O novo filme dirigido por Tony Kaye, O Substituto/Detachment, é um herdeiro directo dessa tradição, centrando-se na experiência dramática de Henry Barthes (Adrien Brody), um professor que, ao iniciar um período transitório de trabalho num liceu, encontra um ambiente de perturbante instabilidade. Para além de uma violência mais ou menos latente, há todo um sistema de relações entre gerações que se encontra profundamente abalado: por um lado, a comunicação entre professores e alunos quase não funciona; por outro lado, a relação da escola com as famílias (muitas delas disfuncionais) é dramaticamente débil, para não dizer inexistente.

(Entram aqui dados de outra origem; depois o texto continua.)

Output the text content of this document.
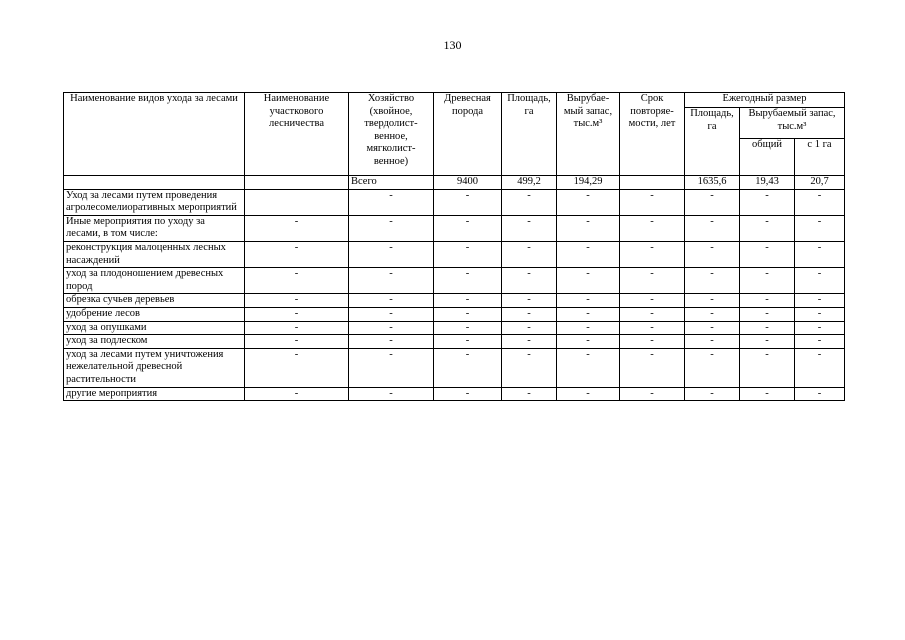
130
Наименование видов ухода за лесами	Наименование участкового лесничества	Хозяйство (хвойное, твердолист-венное, мягколист-венное)	Древесная порода	Площадь, га	Вырубае-мый запас, тыс.м³	Срок повторяе-мости, лет	Ежегодный размер		
							Площадь, га	Вырубаемый запас, тыс.м³	
								общий	с 1 га
		Всего	9400	499,2	194,29		1635,6	19,43	20,7
Уход за лесами путем проведения агролесомелиоративных мероприятий		-	-	-	-	-	-	-	-
Иные мероприятия по уходу за лесами, в том числе:	-	-	-	-	-	-	-	-	-
реконструкция малоценных лесных насаждений	-	-	-	-	-	-	-	-	-
уход за плодоношением древесных пород	-	-	-	-	-	-	-	-	-
обрезка сучьев деревьев	-	-	-	-	-	-	-	-	-
удобрение лесов	-	-	-	-	-	-	-	-	-
уход за опушками	-	-	-	-	-	-	-	-	-
уход за подлеском	-	-	-	-	-	-	-	-	-
уход за лесами путем уничтожения нежелательной древесной растительности	-	-	-	-	-	-	-	-	-
другие мероприятия	-	-	-	-	-	-	-	-	-
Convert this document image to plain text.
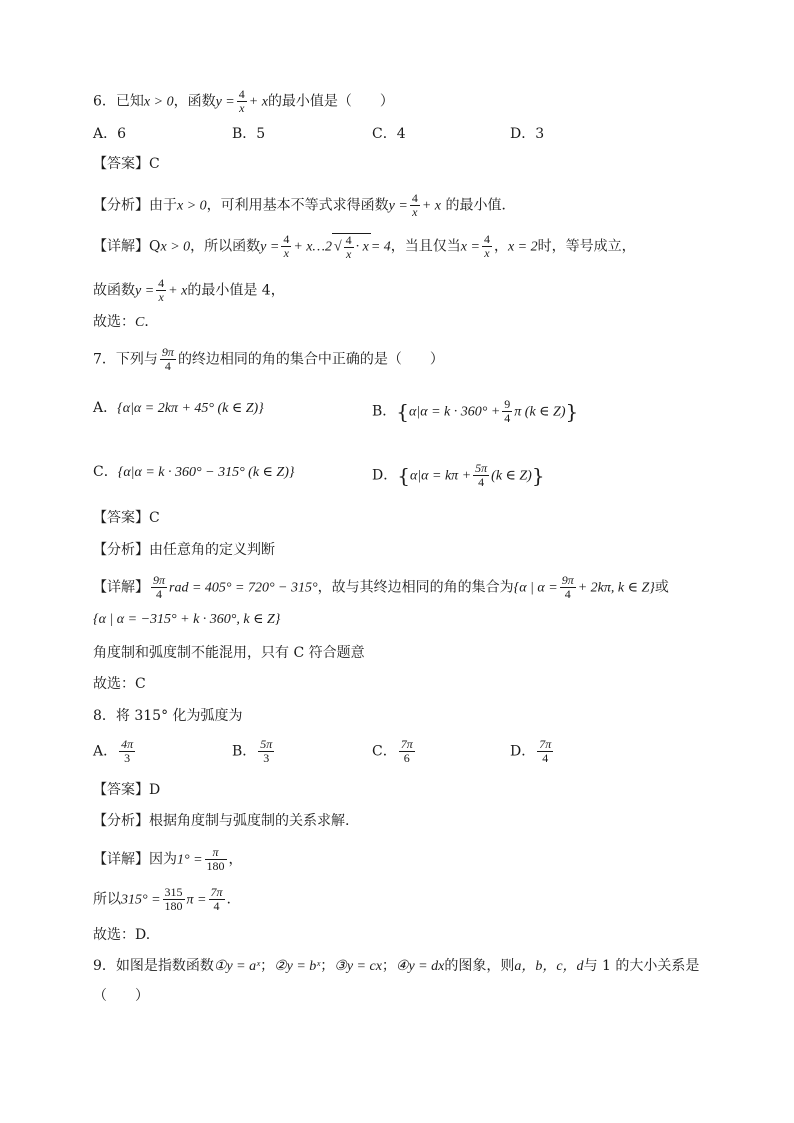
6．已知x > 0，函数$y = \frac{4}{x} + x$的最小值是（　　）
A．6	B．5	C．4	D．3
【答案】C
【分析】由于x > 0，可利用基本不等式求得函数$y = \frac{4}{x} + x$ 的最小值．
【详解】Qx > 0，所以函数$y = \frac{4}{x}$ + x…2 √ $\frac{4}{x} \cdot x = 4$，当且仅当$x = \frac{4}{x}$ ，x = 2时，等号成立，
故函数$y = \frac{4}{x} + x$的最小值是 4，
故选：C．
7．下列与 $\frac{9\pi}{4}$ 的终边相同的角的集合中正确的是（　　）
A．{α|α = 2kπ + 45° (k ∈ Z)}	B．{$\alpha|\alpha = k \cdot 360^\circ + \frac{9}{4}$ π (k ∈ Z)}
C．{α|α = k · 360° − 315° (k ∈ Z)}	D．{$\alpha|\alpha = k\pi + \frac{5\pi}{4} (k$ ∈ Z)}
【答案】C
【分析】由任意角的定义判断
【详解】 $\frac{9\pi}{4}$ rad = 405° = 720° − 315°，故与其终边相同的角的集合为{α | $\alpha = \frac{9\pi}{4} + 2k\pi$, k ∈ Z}或
{α | α = −315° + k · 360°, k ∈ Z}
角度制和弧度制不能混用，只有 C 符合题意
故选：C
8．将 315° 化为弧度为
A． $\frac{4\pi}{3}$	B． $\frac{5\pi}{3}$	C． $\frac{7\pi}{6}$	D． $\frac{7\pi}{4}$
【答案】D
【分析】根据角度制与弧度制的关系求解.
【详解】因为$1^\circ = \frac{\pi}{180}$ ，
所以$315^\circ = \frac{315}{180}$ $\pi = \frac{7\pi}{4}$ .
故选：D.
9．如图是指数函数①y = aˣ；②y = bˣ；③y = cx；④y = dx的图象，则a，b，c，d与 1 的大小关系是
（　　）
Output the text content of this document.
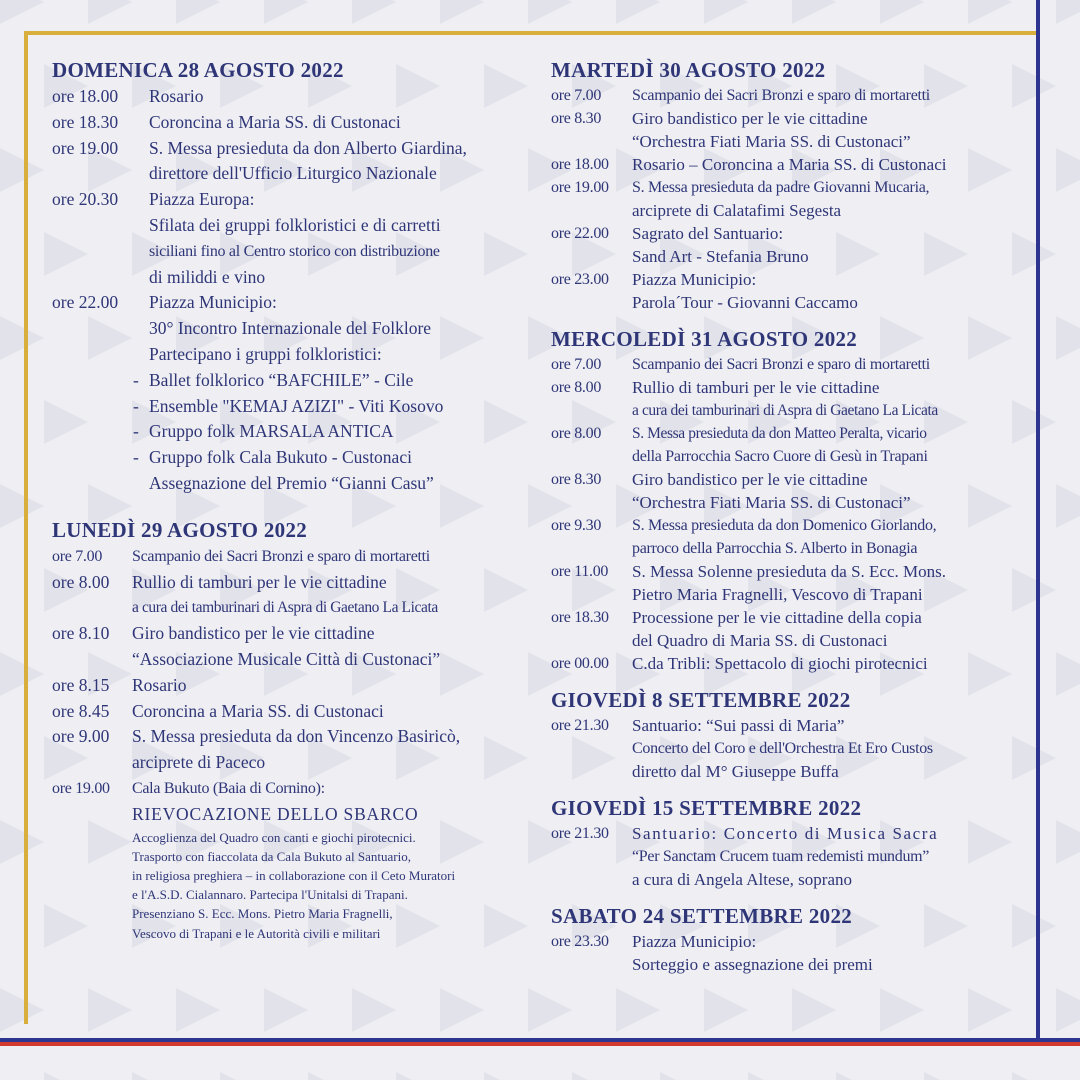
DOMENICA 28 AGOSTO 2022
ore 18.00	Rosario
ore 18.30	Coroncina a Maria SS. di Custonaci
ore 19.00	S. Messa presieduta da don Alberto Giardina,
direttore dell'Ufficio Liturgico Nazionale
ore 20.30	Piazza Europa:
Sfilata dei gruppi folkloristici e di carretti
siciliani fino al Centro storico con distribuzione
di miliddi e vino
ore 22.00	Piazza Municipio:
30° Incontro Internazionale del Folklore
Partecipano i gruppi folkloristici:
- Ballet folklorico “BAFCHILE” - Cile
- Ensemble "KEMAJ AZIZI" - Viti Kosovo
- Gruppo folk MARSALA ANTICA
- Gruppo folk Cala Bukuto - Custonaci
Assegnazione del Premio “Gianni Casu”
LUNEDÌ 29 AGOSTO 2022
ore 7.00	Scampanio dei Sacri Bronzi e sparo di mortaretti
ore 8.00	Rullio di tamburi per le vie cittadine
a cura dei tamburinari di Aspra di Gaetano La Licata
ore 8.10	Giro bandistico per le vie cittadine
“Associazione Musicale Città di Custonaci”
ore 8.15	Rosario
ore 8.45	Coroncina a Maria SS. di Custonaci
ore 9.00	S. Messa presieduta da don Vincenzo Basiricò,
arciprete di Paceco
ore 19.00	Cala Bukuto (Baia di Cornino):
RIEVOCAZIONE DELLO SBARCO
Accoglienza del Quadro con canti e giochi pirotecnici.
Trasporto con fiaccolata da Cala Bukuto al Santuario,
in religiosa preghiera – in collaborazione con il Ceto Muratori
e l'A.S.D. Cialannaro. Partecipa l'Unitalsi di Trapani.
Presenziano S. Ecc. Mons. Pietro Maria Fragnelli,
Vescovo di Trapani e le Autorità civili e militari
MARTEDÌ 30 AGOSTO 2022
ore 7.00	Scampanio dei Sacri Bronzi e sparo di mortaretti
ore 8.30	Giro bandistico per le vie cittadine
“Orchestra Fiati Maria SS. di Custonaci”
ore 18.00	Rosario – Coroncina a Maria SS. di Custonaci
ore 19.00	S. Messa presieduta da padre Giovanni Mucaria,
arciprete di Calatafimi Segesta
ore 22.00	Sagrato del Santuario:
Sand Art - Stefania Bruno
ore 23.00	Piazza Municipio:
Parola´Tour - Giovanni Caccamo
MERCOLEDÌ 31 AGOSTO 2022
ore 7.00	Scampanio dei Sacri Bronzi e sparo di mortaretti
ore 8.00	Rullio di tamburi per le vie cittadine
a cura dei tamburinari di Aspra di Gaetano La Licata
ore 8.00	S. Messa presieduta da don Matteo Peralta, vicario
della Parrocchia Sacro Cuore di Gesù in Trapani
ore 8.30	Giro bandistico per le vie cittadine
“Orchestra Fiati Maria SS. di Custonaci”
ore 9.30	S. Messa presieduta da don Domenico Giorlando,
parroco della Parrocchia S. Alberto in Bonagia
ore 11.00	S. Messa Solenne presieduta da S. Ecc. Mons.
Pietro Maria Fragnelli, Vescovo di Trapani
ore 18.30	Processione per le vie cittadine della copia
del Quadro di Maria SS. di Custonaci
ore 00.00	C.da Tribli: Spettacolo di giochi pirotecnici
GIOVEDÌ 8 SETTEMBRE 2022
ore 21.30	Santuario: “Sui passi di Maria”
Concerto del Coro e dell'Orchestra Et Ero Custos
diretto dal M° Giuseppe Buffa
GIOVEDÌ 15 SETTEMBRE 2022
ore 21.30	Santuario: Concerto di Musica Sacra
“Per Sanctam Crucem tuam redemisti mundum”
a cura di Angela Altese, soprano
SABATO 24 SETTEMBRE 2022
ore 23.30	Piazza Municipio:
Sorteggio e assegnazione dei premi
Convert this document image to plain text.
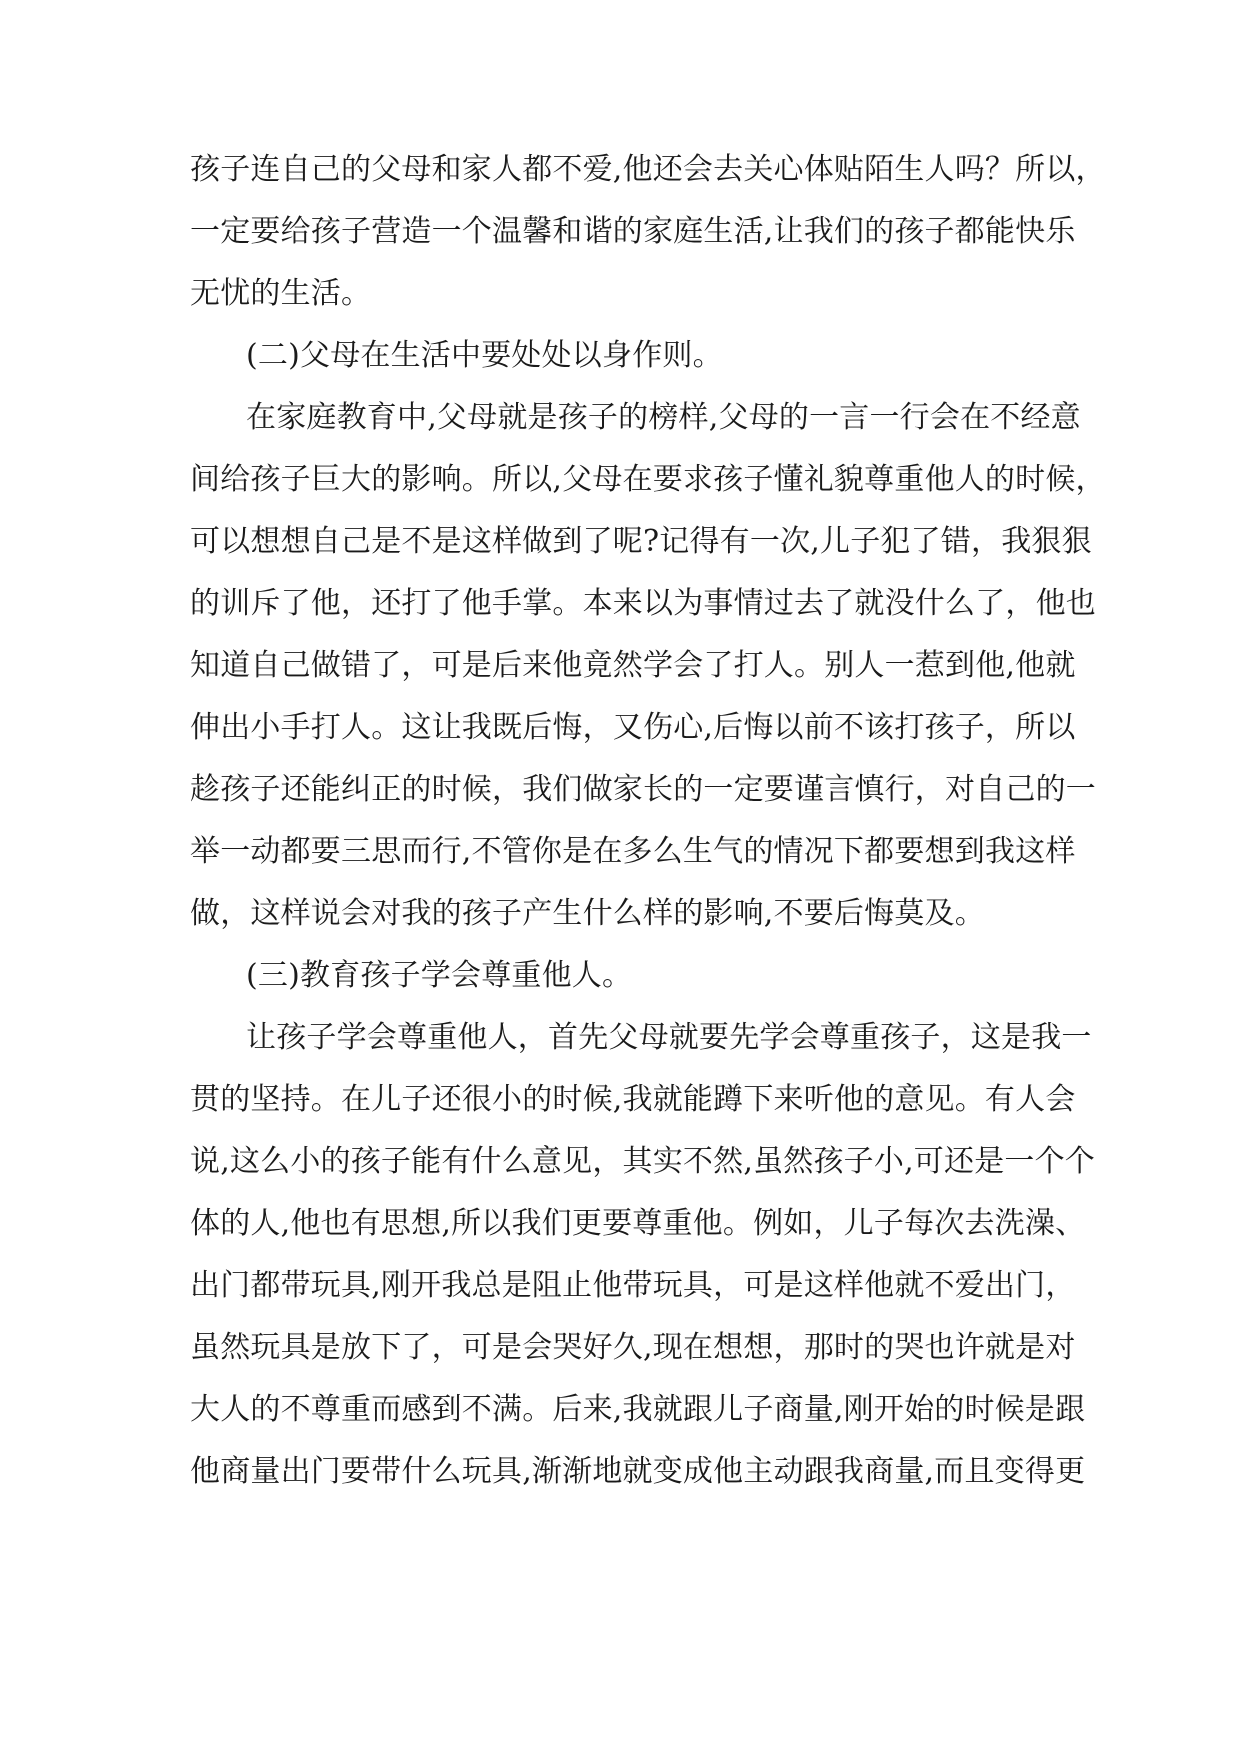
孩子连自己的父母和家人都不爱,他还会去关心体贴陌生人吗？所以，
一定要给孩子营造一个温馨和谐的家庭生活,让我们的孩子都能快乐
无忧的生活。
(二)父母在生活中要处处以身作则。
在家庭教育中,父母就是孩子的榜样,父母的一言一行会在不经意
间给孩子巨大的影响。所以,父母在要求孩子懂礼貌尊重他人的时候，
可以想想自己是不是这样做到了呢?记得有一次,儿子犯了错，我狠狠
的训斥了他，还打了他手掌。本来以为事情过去了就没什么了，他也
知道自己做错了，可是后来他竟然学会了打人。别人一惹到他,他就
伸出小手打人。这让我既后悔，又伤心,后悔以前不该打孩子，所以
趁孩子还能纠正的时候，我们做家长的一定要谨言慎行，对自己的一
举一动都要三思而行,不管你是在多么生气的情况下都要想到我这样
做，这样说会对我的孩子产生什么样的影响,不要后悔莫及。
(三)教育孩子学会尊重他人。
让孩子学会尊重他人，首先父母就要先学会尊重孩子，这是我一
贯的坚持。在儿子还很小的时候,我就能蹲下来听他的意见。有人会
说,这么小的孩子能有什么意见，其实不然,虽然孩子小,可还是一个个
体的人,他也有思想,所以我们更要尊重他。例如，儿子每次去洗澡、
出门都带玩具,刚开我总是阻止他带玩具，可是这样他就不爱出门，
虽然玩具是放下了，可是会哭好久,现在想想，那时的哭也许就是对
大人的不尊重而感到不满。后来,我就跟儿子商量,刚开始的时候是跟
他商量出门要带什么玩具,渐渐地就变成他主动跟我商量,而且变得更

Em todo o caso, o filme de Tony Kaye, a começar pelo seu argumento (da autoria de Carl Lund), não se esgota no retrato de uma “juventude inquieta” (para utilizarmos a expressão portuguesa que serviu de título a Rumble Fish, a clássica crónica juvenil assinada por Francis Ford Coppola, em 1983). Na verdade, O Substituto propõe também uma viagem ao universo atribulado de um grupo de adultos desencantados com os limites do sistema de educação em que são, ou deviam ser, agentes essenciais. Mais do que isso: a pouco e pouco, a odisseia de Barthes vai-se cruzando com outras histórias, incluindo a da muito jovem Erica (Sami Gayle), que ele tenta afastar da prostituição. Em última instância, ele vai ter de enfrentar as marcas da sua própria história pessoal, em particular a cruel herança emocional deixada pela vida de sofrimento da sua mãe.
Sendo O Substituto um objecto visceralmente americano, a sua realização pertence a um inglês. Nascido em Londres, em 1952, Tony Kaye é o autor do muito celebrado American History X/América Proibida (1998), uma visão radical da violência racista, encenada a partir da experiência de dois irmãos, interpretados por Edward Norton e Edward Furlong (o filme valeu a Norton uma nomeação para o Oscar de melhor actor). A sua filmografia inclui Lake of Fire (2006), um exercício documental sobre a problemática do aborto, com grande impacto em diversos festivais internacionais, embora nunca lançado no mercado português.
Tony Kaye é, obviamente, alguém com grande prestígio na comunidade cinematográfica, a ponto de, em O Substituto, conseguir reunir um elenco que, além de Brody, inclui Marcia Gay Harden, James Caan, Blythe Danner, William Petersen e ainda os nomes “televisivos” de Christina Hendricks (Mad Men) e Bryan Cranston (Breaking Bad). Em qualquer caso, não é possível defini-lo apenas como realizador de filmes. Ele é um criador multifacetado que tem experimentado domínios tão diversos como a realização de telediscos (é dele o célebre Runaway Train, de 1992, em que os Soul Asylum abordavam a questão das crianças desaparecidas), a pintura, a escrita literária e ainda a composição e interpretação de canções. Aliás, um sinal dessa pluralidade pode encontrar-se na ficha técnica de O Substituto: tal como nos seus outros filmes de fundo, é também ele que assume as funções de director de fotografia.